Eine höhere soziale Kompetenz wird Frauen fast immer zugestanden, Führungskompetenzen hingegen in der Realität noch selten. Das zeigen auch die 2010, im Europäischen Jahr zur Bekämpfung von Armut und sozialer Ausgrenzung, veröffentlichten EU-Statistiken. Weltweit betrifft Armut zu 70% noch immer Frauen. Zwei Drittel aller Arbeiten werden von Frauen verrichtet, zwei Drittel der Analphabeten sind weiblich.
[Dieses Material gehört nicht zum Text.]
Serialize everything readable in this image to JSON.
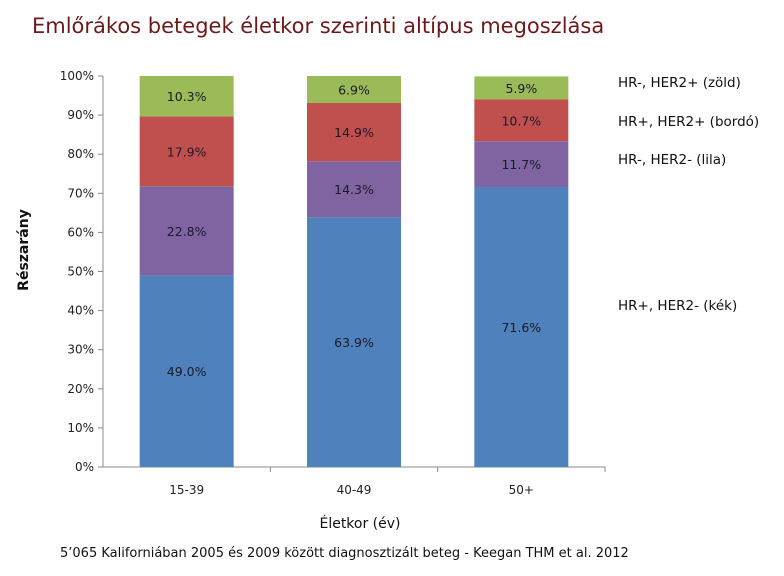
{
  "chart_data": {
    "type": "bar",
    "stacked": true,
    "title": "Emlőrákos betegek életkor szerinti altípus megoszlása",
    "xlabel": "Életkor (év)",
    "ylabel": "Részarány",
    "ylim": [
      0,
      100
    ],
    "yticks": [
      "0%",
      "10%",
      "20%",
      "30%",
      "40%",
      "50%",
      "60%",
      "70%",
      "80%",
      "90%",
      "100%"
    ],
    "categories": [
      "15-39",
      "40-49",
      "50+"
    ],
    "series": [
      {
        "name": "HR+, HER2- (kék)",
        "color": "#4f81bd",
        "values": [
          49.0,
          63.9,
          71.6
        ],
        "labels": [
          "49.0%",
          "63.9%",
          "71.6%"
        ]
      },
      {
        "name": "HR-, HER2- (lila)",
        "color": "#8064a2",
        "values": [
          22.8,
          14.3,
          11.7
        ],
        "labels": [
          "22.8%",
          "14.3%",
          "11.7%"
        ]
      },
      {
        "name": "HR+, HER2+ (bordó)",
        "color": "#c0504d",
        "values": [
          17.9,
          14.9,
          10.7
        ],
        "labels": [
          "17.9%",
          "14.9%",
          "10.7%"
        ]
      },
      {
        "name": "HR-, HER2+ (zöld)",
        "color": "#9bbb59",
        "values": [
          10.3,
          6.9,
          5.9
        ],
        "labels": [
          "10.3%",
          "6.9%",
          "5.9%"
        ]
      }
    ],
    "legend": "right",
    "footnote": "5’065 Kaliforniában 2005 és 2009 között diagnosztizált beteg - Keegan THM et al. 2012"
  }
}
Aktuelle EU-Statistiken (1) zeigen, dass Frauen auch in den Staaten der Europäischen Union stark benachteiligt sind, und zwar sowohl bei der Einkommensverteilung als auch bei der Beschäftigung oder der Teilhabe an politischen Ämtern. So liegt Luxemburg mit seinem Frauenanteil an den Parlamentsabgeordneten im europäischen Vergleich noch hinter Portugal an 10. Stelle und rangiert damit gerade einmal knapp über dem EU-Durchschnittswert. Im Nachbarland Deutschland verdienen Frauen 22% weniger als Männer. Dabei ist das politische Bekenntnis zur Gleichstellung Bestandteil zahlreicher EU-Richtlinien. Eine Gleichberechtigungsrichtlinie gibt es in Europa seit 1976.
Frauen sind in Zeiten von Wirtschaftskrisen die Hauptverlierer. Die Opfer der Prekarisierung sind in erster Linie sie.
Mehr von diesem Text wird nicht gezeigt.